Ich bin heute gerade in Deutschland und habe einen gänzlich unwissenschaftlichen Test mit zwei Kollegen neben mir durchgeführt, einem Berliner und eine Münchner. Beide haben _Steak_ in _Holzfällersteak_ wie im Englischen ausgesprochen. Einige Personen in meinem Verwandtes- und Freundeskreis sprechen _Steak_ tatsächlich wie _Steg_ aus. Jetzt, wo ich darüber nachdenke, fällt mir auf, dass es alles Hamburger sind. Vielleicht ist es ja eine lokale Besonderheit.


----------



## Kajjo

Der Duden führt übrigens alle drei Aussprachevarianten von Steak auf.

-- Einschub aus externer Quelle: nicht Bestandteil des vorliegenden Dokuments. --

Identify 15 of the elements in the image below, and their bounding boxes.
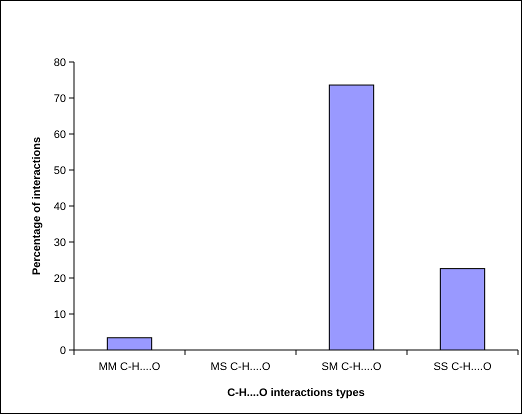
x-tick-label: MS C-H....O	[210, 361, 271, 373]
x-tick-label: MM C-H....O	[98, 361, 161, 373]
y-tick-label: 10	[54, 308, 66, 321]
x-axis-title: C-H....O interactions types	[227, 387, 365, 399]
y-tick-label: 40	[54, 200, 66, 213]
y-tick-label: 50	[54, 164, 66, 177]
y-axis-title: Percentage of interactions	[31, 136, 43, 276]
x-tick-label: SS C-H....O	[433, 361, 492, 373]
y-tick-label: 20	[54, 272, 66, 285]
y-tick-label: 70	[54, 92, 66, 105]
y-tick-label: 80	[54, 56, 66, 69]
y-tick-label: 0	[60, 344, 66, 357]
y-tick-label: 60	[54, 128, 66, 141]
x-tick-label: SM C-H....O	[322, 361, 382, 373]
y-tick-label: 30	[54, 236, 66, 249]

Ich kenne hier im Umfeld nur [ʃteːk] oder [steːk].


----------



## berndf

Kajjo said:


> Der Duden führt übrigens alle drei Aussprachevarianten von Steak auf.


Ja, ist mir auch bereits ausgefallen. Ich weiß nicht ob die Reihenfolge dort relevant ist. Die angegebene ist : _[stɛɪ̯k], [steːk], auch: [ʃteːk]_. Das entspricht zumindest meiner Wahrnehmung, was die relativen Häufigkeiten angeht.

Natürlich auch wieder ganz unwissenschaftlich: In Forvo finden sich 6 Beispiele in deutsch und die sind alle wie im Englischen.


----------



## Kajjo

berndf said:


> Ich weiß nicht ob die Reihenfolge dort relevant ist.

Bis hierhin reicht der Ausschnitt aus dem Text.